The International Organisation of Securities Commissions (IOSCO) and the Bank of International Settlements (BIS) have called for strict monitoring of high frequency trading (HFT) across global currency and securities markets to ward off ‘flash' crashes.

Citing the recent Japanese Yen crash of 300 pips in 25 minutes on March 17, 2011 (see box) against the US dollar and the 5-6 per cent Dow Jones index collapse within minutes on May 6, 2010 (flash crash), the agencies said this was due to the unfair advantage HFT commanded.

Both the agencies said that providers of HFT liquidity could distort market prices away from fundamental values and impair the price discovery process due to their high volume and speed of execution.

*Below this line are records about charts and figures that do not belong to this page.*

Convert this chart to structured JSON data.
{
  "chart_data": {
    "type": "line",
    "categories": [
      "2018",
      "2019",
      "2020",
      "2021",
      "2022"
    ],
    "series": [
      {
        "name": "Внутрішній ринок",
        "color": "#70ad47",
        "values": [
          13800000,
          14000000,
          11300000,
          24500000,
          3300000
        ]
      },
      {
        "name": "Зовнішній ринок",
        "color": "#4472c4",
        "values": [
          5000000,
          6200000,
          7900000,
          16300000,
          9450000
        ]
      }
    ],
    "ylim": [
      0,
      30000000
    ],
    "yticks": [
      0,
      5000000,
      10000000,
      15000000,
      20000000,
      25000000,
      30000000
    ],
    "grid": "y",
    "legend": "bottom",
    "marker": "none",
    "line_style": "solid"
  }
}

Hence, HFT liquidity was actually a mirage, said BIS.

In India, the Securities and Exchange Board of India (SEBI) set up a Technology Advisory Committee in March 2010 to advise on issues relating to HFT, co-location and security issues related to internet based trading.

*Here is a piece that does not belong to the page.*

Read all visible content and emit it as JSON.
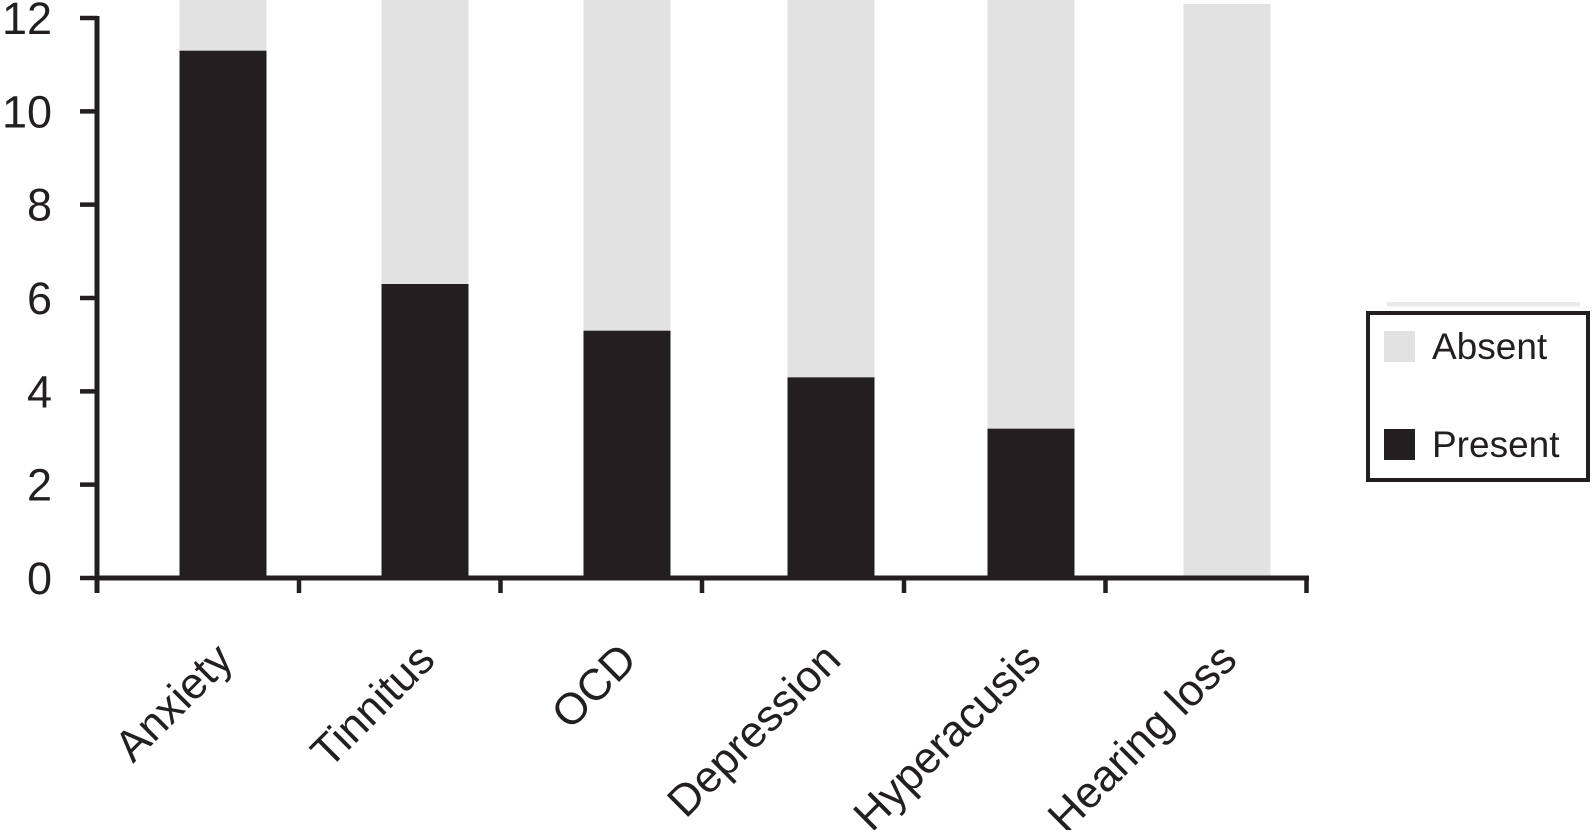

Both IOSCO and BIS concerns are that traditional market makers (those who provide liquidity) could either reduce or stop market making and move to less transparent venues.

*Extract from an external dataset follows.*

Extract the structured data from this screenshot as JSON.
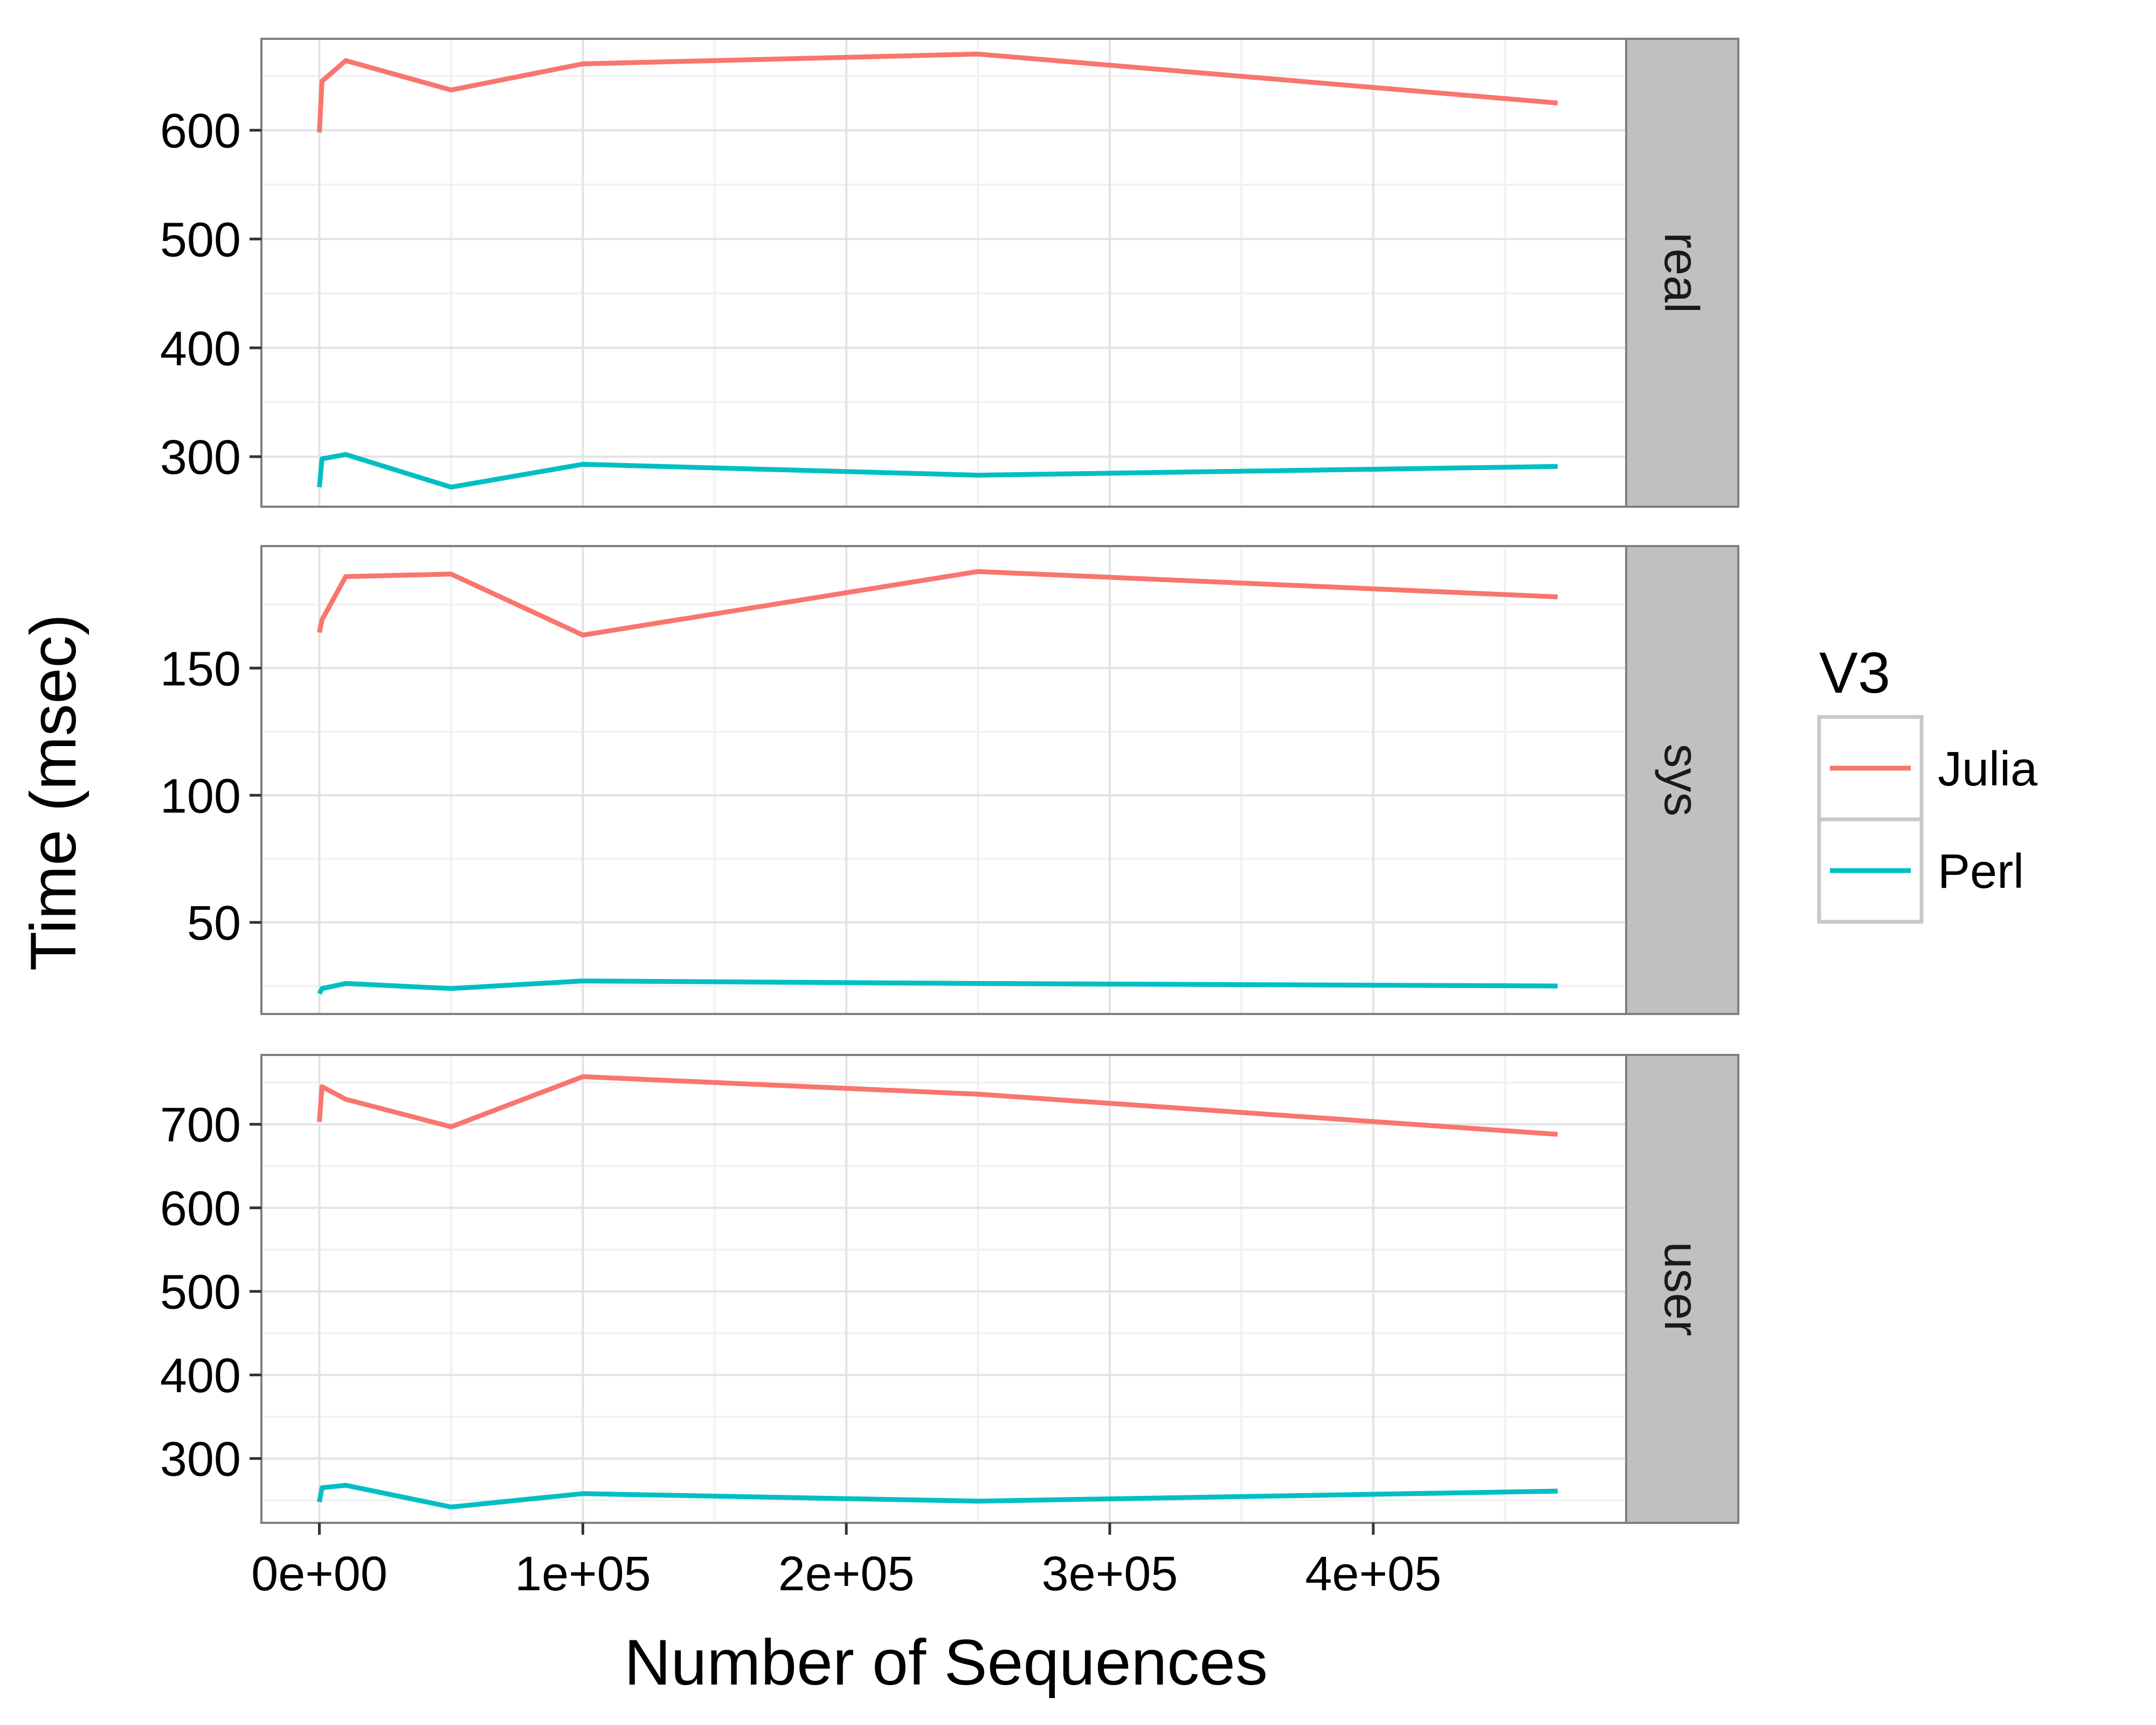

There was no guarantee on the quality of the bid-ask quotation as drying up of liquidity could result in widening of spreads (difference between buying and selling prices) even by designated market makers.

BIS was concerned over the increasing similarity between the currency (Fx) and equity markets as Fx was increasingly becoming a more order driven market than quote driven.

Though participants were unsure whether this was necessarily bad, order driven markets have the potential to be more vulnerable to issues associated with insufficient liquidity whereas a quote driven market provides a clearer and more continuous indication of market pricing, said BIS.


IOSCO said that regulators should ensure that trading venues do not use fees, incentive schemes, rebates and inducements for providing liquidity as a tool that results in unfair, non-transparent and /or discriminatory access to a trading venue.

It said regulators should require trading venue operators to be nimble to the demands of the nature, scale and speed of trading activity and have adequate control mechanisms to throttle market disruptions due to sudden volatile price movements.

Regulators should not allow trading venue operators to offer direct electronic access without proper checks and balances with regard to creditworthiness, legally binding client intermediary agreement, KYC for better surveillance, access to pre- and post-trade information and controls at all market and intermediary levels, said IOSCO.

Regulators should continuously ensure that risks to market integrity and efficiency by the use of technology (especially algorithmic and HFT) does not occur by taking suitable measures to mitigate risks to price formation or to the resiliency and stability of markets.

Market authorities should monitor for novel forms or variations of market abuse that may arise as a result of technological developments and take necessary action.